Les États-Unis acceptent les conditions de retrait de la base aérienne du Niger

L'armée américaine pourrait bientôt commencer des vols d'évacuation depuis le Niger dans le cadre d'un nouvel accord portant sur le retrait des forces militaires américaines de ce pays d'Afrique de l'Ouest.

Dans un déclaration commune Libérés le 19 mai, les gouvernements de Washington et de Niamey ont déclaré avoir conclu un « accord de désengagement » qui verra les États-Unis retirer leurs troupes du territoire nigérien.

Le Pentagone affirme avoir déjà commencé à retirer le personnel américain, le retrait devant être achevé au plus tard le 15 septembre – un calendrier que le Niger a accepté.

Dans le cadre de l'accord de retrait, Niamey a autorisé les avions militaires américains à survoler et à atterrir sur le territoire nigérien afin d'évacuer le personnel américain.

Les responsables du Pentagone déclarent qu'ils envisagent de retirer tous les équipements mortels et sensibles d'une base aérienne abritant encore des troupes américaines, mais qu'ils pourraient laisser du matériel non spécifié dans le pays enclavé s'il s'avère trop difficile ou coûteux d'évacuer par voie aérienne.

Cette évolution risque de mettre fin à une mission antiterroriste américaine qui a débuté en 2013. Elle montre également les limites de la puissance diplomatique américaine.

Washington avait cherché à maintenir sa présence militaire au Niger, devenu le principal objectif du Pentagone. moyeu clé dans la région du Sahel de plus en plus tumultueuse.
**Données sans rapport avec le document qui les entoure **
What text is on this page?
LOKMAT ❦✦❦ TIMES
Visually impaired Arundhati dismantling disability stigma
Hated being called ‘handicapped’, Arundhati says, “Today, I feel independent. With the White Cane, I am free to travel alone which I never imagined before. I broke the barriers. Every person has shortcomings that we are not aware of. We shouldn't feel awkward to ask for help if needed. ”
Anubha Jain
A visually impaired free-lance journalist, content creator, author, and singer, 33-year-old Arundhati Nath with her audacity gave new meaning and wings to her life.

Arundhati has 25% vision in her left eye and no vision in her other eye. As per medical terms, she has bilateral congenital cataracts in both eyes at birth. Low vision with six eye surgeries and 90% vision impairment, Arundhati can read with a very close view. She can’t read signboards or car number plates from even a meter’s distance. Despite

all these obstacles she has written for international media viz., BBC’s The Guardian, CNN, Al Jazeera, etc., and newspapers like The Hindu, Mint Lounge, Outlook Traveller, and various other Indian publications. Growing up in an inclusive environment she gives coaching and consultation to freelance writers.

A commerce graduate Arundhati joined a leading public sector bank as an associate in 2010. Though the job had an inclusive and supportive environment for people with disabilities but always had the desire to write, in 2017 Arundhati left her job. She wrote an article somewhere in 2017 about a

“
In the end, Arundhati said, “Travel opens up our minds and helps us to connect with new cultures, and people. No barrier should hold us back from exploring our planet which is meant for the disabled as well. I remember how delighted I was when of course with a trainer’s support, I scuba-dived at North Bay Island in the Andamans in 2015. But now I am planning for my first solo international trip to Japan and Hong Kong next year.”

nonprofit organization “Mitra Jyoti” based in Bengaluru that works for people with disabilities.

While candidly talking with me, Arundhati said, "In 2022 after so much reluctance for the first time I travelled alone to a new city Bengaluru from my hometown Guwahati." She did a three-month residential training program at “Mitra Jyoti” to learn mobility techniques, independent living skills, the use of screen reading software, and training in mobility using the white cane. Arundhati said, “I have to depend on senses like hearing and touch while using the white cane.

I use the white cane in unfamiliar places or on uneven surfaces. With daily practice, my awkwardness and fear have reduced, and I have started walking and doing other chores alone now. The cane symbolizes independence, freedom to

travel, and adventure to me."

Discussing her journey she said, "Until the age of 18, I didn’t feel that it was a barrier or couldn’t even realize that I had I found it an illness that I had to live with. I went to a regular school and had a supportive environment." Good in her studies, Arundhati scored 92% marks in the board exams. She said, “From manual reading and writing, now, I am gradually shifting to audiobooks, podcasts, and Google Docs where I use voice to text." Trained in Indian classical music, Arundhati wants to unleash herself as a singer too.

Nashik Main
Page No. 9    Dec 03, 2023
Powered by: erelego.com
Les États-Unis ont investi des millions de dollars pour construire deux installations au Niger : la base aérienne 101 de Niamey et la base aérienne 201 de la ville d'Agadez.

Niger C130

Le transport Boeing C-17 et les véhicules aériens sans équipage General Atomics MQ-9 ont tous deux opéré depuis les aérodromes, fournissant de la logistique, du renseignement et un soutien aérien de combat aux forces antiterroristes américaines et françaises dans la région.

Le Pentagone a également fourni un soutien matériel à l'armée nigérienne, notamment en transfert trois transports Lockheed Martin C-130H vers le pays.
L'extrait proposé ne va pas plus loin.